20の扉

うれない悩み

作者: 黒井由紀

ある画家は、絵が売れないことに悩んでいた。
どれだけ描いても一枚も売れず、生活は苦しくなるばかり。
ところがある日、見かねた彼の友人が一言アドバイスしたところ、
彼は短期間のうちに大金持ちになったのだった。
彼の友人は、一体どんなアドバイスをしたのだろう?

出題者が、解き手の進み具合に応じて上から順に出すためのヒントです。

ヒントはまだありません。

過去の実際のやりとりです。質問されたら参考に答えてください。

いいえ

元ネタはありますか?

NO. 似たような実例・作品が存在しないかはわかりませんが、少なくとも、問題作成時には何も参考にしていません。

いいえ

彼が大金持ちになったのは、絵が売れたからですか?

NO. ですが……

いいえ

「自分が成功した姿を絵に描いて目標にすれば?」ですか?

NO. 違います。

いいえ

彼がどのような分野の絵を描いていたかは重要ですか?

NO. 全く重要ではありません。が、風景画とか静物画とか宗教画を描く「画家」という言葉から真っ先に連想されるような作風をイメージして作問しました。

いいえ

彼は他の絵画以外の芸術分野で成功しましたか?

NO. 彼は、彼の絵画によって大金持ちになりました。

いいえ

自分の絵を大部分破棄した上で絵の売値を上げることで、資産としての価値を上げましたか?

NO. 違います。

いいえ

犯罪要素はありますか?

NO. 犯罪は全く関係ありません。

いいえ

彼の絵画には、芸術性以外の側面での価値がありましたか?

NO. 彼の絵に、芸術性以外の価値はありませんでした。

はい

観覧者への絵の「見せ方」が重要ですか?

YES? 「見せ方」と言っていいのか微妙なラインですが、重要です。

はい

男は絵の拝観料で金持ちになりましたか?

YES! 正解です!

いいえ

男は絵の著作権を申請して大金持ちになりましたか?

NO. 著作権は関係ありません。

いいえ

売れている作家の作品群へ紛れ込ませますか?

NO. そもそも……

はい

核心男の絵は需要があったが、そうそう売れるような値段ではなかった。だが見たい人間は多いので、展示して拝観料を取ったところ金持ちになった。「you美術館やっちゃいなよ」がアドバイスですか?

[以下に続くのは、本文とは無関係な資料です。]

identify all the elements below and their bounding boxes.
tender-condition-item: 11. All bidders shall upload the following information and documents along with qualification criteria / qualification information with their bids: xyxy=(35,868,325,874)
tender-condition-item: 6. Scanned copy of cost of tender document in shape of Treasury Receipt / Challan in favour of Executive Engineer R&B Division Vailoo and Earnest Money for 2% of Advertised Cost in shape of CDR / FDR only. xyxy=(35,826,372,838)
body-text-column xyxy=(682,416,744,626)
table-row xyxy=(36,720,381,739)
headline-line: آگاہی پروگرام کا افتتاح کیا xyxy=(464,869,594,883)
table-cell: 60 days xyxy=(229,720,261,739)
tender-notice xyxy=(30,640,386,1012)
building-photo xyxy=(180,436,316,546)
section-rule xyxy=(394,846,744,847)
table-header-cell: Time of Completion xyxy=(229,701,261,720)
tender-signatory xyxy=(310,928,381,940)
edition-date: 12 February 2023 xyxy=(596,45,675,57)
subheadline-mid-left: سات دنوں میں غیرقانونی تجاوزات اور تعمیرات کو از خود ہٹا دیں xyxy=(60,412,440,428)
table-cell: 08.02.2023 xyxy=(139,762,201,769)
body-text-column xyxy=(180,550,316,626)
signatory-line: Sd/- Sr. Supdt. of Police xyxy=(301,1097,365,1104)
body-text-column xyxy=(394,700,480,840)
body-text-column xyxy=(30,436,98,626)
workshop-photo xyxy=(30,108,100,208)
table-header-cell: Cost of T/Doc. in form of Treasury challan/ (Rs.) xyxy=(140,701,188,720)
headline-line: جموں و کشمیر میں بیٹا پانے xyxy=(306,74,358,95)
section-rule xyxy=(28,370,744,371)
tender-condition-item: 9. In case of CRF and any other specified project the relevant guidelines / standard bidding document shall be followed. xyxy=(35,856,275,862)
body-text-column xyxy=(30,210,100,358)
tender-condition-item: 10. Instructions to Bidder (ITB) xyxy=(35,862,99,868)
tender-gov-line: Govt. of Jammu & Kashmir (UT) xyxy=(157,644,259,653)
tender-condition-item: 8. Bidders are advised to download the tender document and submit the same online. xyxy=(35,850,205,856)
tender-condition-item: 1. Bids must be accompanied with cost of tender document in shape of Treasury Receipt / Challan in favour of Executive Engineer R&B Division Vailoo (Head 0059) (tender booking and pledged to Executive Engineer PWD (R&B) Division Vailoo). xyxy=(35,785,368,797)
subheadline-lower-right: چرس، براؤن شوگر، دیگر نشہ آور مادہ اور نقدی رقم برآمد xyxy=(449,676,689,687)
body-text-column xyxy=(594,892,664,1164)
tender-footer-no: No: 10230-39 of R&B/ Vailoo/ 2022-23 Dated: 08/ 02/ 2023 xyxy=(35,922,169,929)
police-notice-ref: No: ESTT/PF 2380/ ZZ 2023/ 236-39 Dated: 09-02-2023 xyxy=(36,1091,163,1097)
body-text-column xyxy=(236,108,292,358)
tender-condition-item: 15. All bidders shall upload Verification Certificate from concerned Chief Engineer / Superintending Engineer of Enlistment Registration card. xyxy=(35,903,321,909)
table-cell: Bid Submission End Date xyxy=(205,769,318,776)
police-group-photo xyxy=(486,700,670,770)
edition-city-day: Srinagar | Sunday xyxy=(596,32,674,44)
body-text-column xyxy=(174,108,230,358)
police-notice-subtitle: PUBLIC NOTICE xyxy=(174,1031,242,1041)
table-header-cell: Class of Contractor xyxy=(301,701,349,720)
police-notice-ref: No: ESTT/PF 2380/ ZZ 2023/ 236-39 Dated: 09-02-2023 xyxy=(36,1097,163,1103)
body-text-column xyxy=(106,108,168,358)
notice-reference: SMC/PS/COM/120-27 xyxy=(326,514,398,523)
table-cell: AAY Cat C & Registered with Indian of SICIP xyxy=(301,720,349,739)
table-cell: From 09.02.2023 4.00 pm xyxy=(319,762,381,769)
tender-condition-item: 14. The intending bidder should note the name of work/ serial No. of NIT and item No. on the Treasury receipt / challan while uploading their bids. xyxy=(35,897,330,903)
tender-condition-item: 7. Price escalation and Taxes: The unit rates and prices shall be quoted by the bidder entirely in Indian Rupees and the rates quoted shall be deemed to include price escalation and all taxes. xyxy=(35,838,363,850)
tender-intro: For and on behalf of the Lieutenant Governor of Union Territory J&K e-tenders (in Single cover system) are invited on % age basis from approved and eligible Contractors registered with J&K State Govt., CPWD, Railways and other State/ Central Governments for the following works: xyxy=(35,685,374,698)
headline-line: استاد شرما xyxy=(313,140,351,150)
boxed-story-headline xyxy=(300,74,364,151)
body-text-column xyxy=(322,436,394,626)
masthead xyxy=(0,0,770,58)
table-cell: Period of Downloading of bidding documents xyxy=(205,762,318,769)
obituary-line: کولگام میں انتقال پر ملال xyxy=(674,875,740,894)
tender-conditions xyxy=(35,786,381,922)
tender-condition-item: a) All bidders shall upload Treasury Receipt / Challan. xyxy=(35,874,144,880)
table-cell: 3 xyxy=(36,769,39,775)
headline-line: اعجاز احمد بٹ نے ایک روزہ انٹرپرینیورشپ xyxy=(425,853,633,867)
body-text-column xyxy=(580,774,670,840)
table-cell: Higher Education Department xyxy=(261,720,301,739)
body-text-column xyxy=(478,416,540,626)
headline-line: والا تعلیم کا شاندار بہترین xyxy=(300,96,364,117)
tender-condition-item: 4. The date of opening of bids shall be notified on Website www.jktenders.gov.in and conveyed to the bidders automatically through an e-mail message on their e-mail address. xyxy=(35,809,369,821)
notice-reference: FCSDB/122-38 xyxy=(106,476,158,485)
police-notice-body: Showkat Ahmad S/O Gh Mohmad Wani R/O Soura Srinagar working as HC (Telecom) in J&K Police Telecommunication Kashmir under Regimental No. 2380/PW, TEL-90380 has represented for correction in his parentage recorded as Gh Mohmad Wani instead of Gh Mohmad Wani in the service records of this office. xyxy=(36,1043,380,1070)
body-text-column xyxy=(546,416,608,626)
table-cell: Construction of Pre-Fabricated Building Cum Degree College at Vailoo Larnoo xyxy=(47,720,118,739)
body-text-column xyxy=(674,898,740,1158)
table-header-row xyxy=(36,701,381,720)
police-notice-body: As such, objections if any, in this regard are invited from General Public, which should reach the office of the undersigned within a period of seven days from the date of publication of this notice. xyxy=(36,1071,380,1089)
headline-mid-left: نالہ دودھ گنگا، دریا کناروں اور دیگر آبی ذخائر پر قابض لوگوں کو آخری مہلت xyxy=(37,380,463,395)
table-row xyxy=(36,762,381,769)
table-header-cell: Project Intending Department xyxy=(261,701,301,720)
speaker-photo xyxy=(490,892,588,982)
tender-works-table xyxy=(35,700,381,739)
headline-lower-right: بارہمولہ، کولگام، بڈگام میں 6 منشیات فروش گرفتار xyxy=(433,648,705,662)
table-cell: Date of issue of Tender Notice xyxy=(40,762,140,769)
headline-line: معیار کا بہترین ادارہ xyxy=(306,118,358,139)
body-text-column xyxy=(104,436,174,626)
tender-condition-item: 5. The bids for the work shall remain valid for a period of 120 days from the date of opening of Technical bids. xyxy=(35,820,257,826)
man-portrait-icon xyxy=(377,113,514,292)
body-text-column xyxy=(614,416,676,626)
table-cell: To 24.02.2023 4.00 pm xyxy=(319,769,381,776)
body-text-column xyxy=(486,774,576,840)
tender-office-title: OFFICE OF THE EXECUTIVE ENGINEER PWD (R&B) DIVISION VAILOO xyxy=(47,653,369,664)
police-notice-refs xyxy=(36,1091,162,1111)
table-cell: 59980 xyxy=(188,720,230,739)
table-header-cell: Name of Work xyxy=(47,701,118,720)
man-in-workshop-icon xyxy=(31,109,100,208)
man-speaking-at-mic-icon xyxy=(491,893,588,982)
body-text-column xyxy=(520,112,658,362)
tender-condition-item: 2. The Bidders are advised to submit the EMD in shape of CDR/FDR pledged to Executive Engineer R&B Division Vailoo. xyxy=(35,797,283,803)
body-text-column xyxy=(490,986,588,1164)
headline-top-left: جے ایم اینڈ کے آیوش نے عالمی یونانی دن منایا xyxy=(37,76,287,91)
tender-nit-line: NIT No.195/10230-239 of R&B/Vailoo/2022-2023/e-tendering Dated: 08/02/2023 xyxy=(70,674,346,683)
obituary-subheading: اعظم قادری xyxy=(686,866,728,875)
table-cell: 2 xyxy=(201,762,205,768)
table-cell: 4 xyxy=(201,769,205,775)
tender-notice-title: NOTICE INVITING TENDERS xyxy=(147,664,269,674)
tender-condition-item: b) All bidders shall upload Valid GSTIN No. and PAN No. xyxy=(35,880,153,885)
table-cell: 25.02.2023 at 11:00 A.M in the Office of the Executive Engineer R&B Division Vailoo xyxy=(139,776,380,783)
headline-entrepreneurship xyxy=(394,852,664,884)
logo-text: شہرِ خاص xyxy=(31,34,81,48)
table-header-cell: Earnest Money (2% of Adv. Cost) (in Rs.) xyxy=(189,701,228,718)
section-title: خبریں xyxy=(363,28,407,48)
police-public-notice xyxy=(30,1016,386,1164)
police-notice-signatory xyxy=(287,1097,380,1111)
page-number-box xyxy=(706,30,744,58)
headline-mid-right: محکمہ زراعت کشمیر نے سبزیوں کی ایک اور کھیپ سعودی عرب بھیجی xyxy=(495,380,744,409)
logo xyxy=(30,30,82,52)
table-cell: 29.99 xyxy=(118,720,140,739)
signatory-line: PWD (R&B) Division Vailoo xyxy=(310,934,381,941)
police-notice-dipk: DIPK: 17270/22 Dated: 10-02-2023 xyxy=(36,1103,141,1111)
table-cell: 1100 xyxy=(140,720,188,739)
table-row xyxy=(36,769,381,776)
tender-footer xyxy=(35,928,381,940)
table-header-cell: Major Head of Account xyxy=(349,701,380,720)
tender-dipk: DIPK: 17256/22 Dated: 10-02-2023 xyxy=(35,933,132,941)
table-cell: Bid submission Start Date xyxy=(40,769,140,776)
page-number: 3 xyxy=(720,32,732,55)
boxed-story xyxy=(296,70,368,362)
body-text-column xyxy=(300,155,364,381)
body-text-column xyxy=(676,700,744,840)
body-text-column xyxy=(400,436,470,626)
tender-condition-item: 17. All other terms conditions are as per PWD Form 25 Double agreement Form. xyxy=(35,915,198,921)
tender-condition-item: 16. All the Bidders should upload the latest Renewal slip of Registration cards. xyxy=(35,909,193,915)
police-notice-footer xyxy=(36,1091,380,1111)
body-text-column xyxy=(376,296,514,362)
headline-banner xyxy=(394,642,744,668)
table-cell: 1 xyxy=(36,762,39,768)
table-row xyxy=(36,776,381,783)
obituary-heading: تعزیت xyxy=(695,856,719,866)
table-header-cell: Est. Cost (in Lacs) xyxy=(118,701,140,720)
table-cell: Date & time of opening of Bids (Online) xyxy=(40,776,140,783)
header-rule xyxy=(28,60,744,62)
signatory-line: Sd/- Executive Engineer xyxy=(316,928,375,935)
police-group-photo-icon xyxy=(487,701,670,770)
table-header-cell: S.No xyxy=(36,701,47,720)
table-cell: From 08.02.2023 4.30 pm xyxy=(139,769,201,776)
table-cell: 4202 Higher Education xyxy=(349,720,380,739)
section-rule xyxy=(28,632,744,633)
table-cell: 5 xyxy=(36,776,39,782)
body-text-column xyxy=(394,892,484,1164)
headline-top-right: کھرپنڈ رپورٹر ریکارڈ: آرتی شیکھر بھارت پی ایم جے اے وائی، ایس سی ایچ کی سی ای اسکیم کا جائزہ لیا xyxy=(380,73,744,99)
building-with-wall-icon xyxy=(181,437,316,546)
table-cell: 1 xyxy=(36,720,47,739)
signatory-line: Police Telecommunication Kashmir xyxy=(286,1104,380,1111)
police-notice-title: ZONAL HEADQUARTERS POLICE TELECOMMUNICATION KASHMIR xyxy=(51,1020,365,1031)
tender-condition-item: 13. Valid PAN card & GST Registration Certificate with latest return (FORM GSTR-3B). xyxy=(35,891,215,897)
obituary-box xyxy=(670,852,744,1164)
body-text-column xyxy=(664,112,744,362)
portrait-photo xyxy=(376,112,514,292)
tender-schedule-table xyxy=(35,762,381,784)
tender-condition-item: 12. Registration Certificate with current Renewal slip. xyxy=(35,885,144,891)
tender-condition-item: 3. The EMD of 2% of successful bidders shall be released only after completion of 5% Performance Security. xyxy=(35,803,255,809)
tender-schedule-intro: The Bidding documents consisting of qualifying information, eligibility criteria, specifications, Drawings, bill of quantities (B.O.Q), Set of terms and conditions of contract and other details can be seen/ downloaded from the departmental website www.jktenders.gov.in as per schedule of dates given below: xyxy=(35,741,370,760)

YES. 売れない理由が少し違いますが、アドバイスの内容は正解です!

いいえ

10 絵を何枚も描いて売るのではなく、一枚の絵を見せてお金を取ったほうが儲かるよ ですか?

NO. そういう方向性ではないのです。

はい

10補足 男は絵を画廊などに展示して拝観料を受け取りますか?

YES. そういう認識でいいと思います。

答え

答え「いっそ、アトリエをギャラリーにして、見に来た客から観賞料を取ったらどうだ?」

彼は、天才だった。
小学校に入って一番最初の図工の授業で描いた絵が美大教授の目に留まり、学生時代の作品を見た当時の巨匠に筆を折らせ、成人してから描いた絵など、見るだけで失神者が続出する始末。
ところが彼は、画家として生きていくには致命的な欠点を抱えていた。
自分の描いた作品をあまりにも愛し過ぎてしまうのだ。
それこそ、例え大金と引き換えだとしても、手放すことを惜しむほどに。
彼の作品に目を付ける画商はかなりいたが、彼が売ることを拒むせいで、一枚たりとも世には出なかったのだ。
当然、それでは画家として生活することは不可能であり、彼自身も、自分の絵を売りたいと悩んでいたのだが……
そこで友人がしたアドバイスが、上記の一言だった。
元々才能はあった彼である、友人の言う通りにアトリエを開放したら、瞬く間に鑑賞料が集まり、彼は大金持ちになったのだった。